Although 13 miles is not game-changing on the surface, this first project is part of a wider plan which aims to make 3,000km of Swedish motorway capable of mobile charging by 2035, Euronews reports.
Perhaps one of the foreseeable problems with mobile charging is that a lack of uniformity in the methods of charging - overhead, underground, conductive, for example - between different countries, or even within countries, could limit the possibilities of exploiting it for people whose vehicle does not match with the particular method used by one region or one country.
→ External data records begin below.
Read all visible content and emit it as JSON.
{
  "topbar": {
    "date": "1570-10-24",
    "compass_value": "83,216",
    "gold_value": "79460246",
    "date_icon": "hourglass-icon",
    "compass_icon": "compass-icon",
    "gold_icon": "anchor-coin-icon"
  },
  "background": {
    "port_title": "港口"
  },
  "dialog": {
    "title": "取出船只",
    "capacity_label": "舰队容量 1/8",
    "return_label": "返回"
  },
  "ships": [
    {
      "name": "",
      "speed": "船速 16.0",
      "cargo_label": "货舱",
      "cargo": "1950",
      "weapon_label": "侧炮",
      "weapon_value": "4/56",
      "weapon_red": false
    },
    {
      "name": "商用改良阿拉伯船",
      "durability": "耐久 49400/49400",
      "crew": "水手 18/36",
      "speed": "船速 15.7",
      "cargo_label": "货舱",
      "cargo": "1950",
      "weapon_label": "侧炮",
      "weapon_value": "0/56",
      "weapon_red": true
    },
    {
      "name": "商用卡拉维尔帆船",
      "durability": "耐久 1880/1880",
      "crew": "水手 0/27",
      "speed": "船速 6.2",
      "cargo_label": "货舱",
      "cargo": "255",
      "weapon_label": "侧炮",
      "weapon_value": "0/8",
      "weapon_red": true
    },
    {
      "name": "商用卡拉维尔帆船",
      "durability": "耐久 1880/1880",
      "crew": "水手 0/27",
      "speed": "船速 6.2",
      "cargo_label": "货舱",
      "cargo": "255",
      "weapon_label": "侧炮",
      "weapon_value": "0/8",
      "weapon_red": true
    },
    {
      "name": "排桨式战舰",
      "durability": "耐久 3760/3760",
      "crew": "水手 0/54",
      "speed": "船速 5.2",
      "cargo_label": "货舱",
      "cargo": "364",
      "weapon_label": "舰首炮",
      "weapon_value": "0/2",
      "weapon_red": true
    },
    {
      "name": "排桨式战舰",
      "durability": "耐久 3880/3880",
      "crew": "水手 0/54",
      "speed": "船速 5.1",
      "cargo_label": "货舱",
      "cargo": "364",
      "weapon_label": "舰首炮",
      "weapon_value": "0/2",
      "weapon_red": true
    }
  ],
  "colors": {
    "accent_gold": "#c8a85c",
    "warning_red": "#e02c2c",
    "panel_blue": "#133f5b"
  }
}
From a motorcycling perspective, having wires overhead transmitting charge to the motorcycle which is underneath the rider (and potentially pillion) is perhaps something which also seems quite risky. Perhaps motorcycles would work better with the inductive method, where the infrastructure is within the road surface, and the charge is transmitted upwards. Then, the size of the inductive plate fitted to the bottom of the bike has to be considered, as well as how easily a plate would be replaced should it be damaged or lost in a crash.
In any case, the use for electric motorways is limited for electric motorcycles, which are mostly commuter-style bikes at the minute. Even if this changes in the future (which it likely will, at least to some extent), motorway mileage makes up so much less of a motorcycle's mileage than other types of roads compared to cars, because, compared to cars, enjoyment is so much more important when riding a motorcycle than when driving a car, that motorcycles are likely to continue to rely more heavily on traditional, stationary charging.